I never tagged this back so guess what I'm doing now
"No. He never said. I suspect at his age, he was tired of explaining things, so he simply didn't."
She can't in the end, offer much more than that.
"I did not know who he was, it didn't matter. He fought by my side, for my country. But when he finally died. He passed it on to me."
She fishes it out, then. That little silver phial. Perhaps Duv would find it a novelty, now. A piece of ancient history, perfectly preserved around her neck. Swinging pendulum like from her fingers.
"It is called the Blackwater. Some call it the holy grail. An immortal elixir. Those who drink it, do not age, they heal all wounds, with just one sip, every day, once a day, you may live for eternity."
Her eyes lower, he knows - the next bit, about the war.

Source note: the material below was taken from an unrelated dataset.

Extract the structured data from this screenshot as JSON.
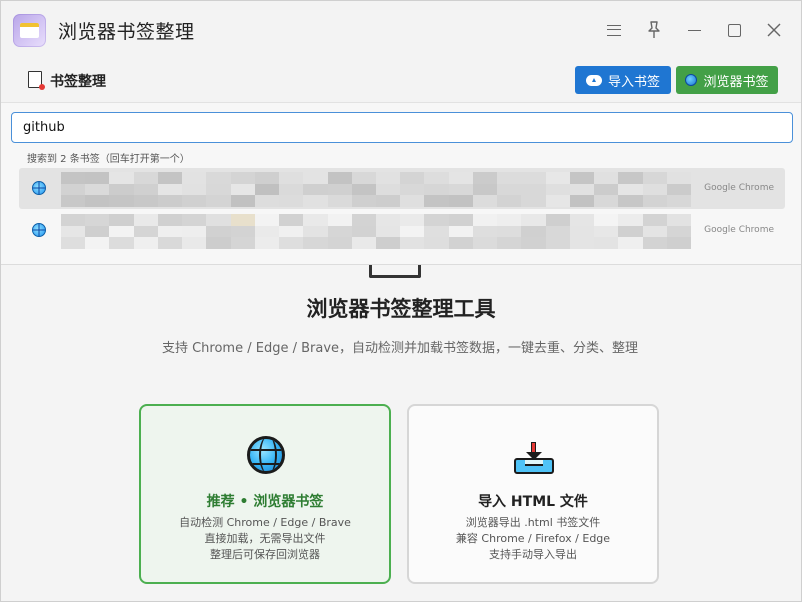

About what she had lost, how... How she had been forced to leave as her homeland burned. But here was the part she had always brushed over, "I was shot, through the heart." her hand hovers, just over it. he has seen that scar on her bare body, he has kissed that scar, breathed against it when he held her tightly. how many times, had he wondered about it? He was kind enough never to ask. "I had to choose. Whether I would die, pass on, or live and fight again." a swallow, a dry little laugh. "I think you know what is in my nature."
Giving up had never been a choice she made.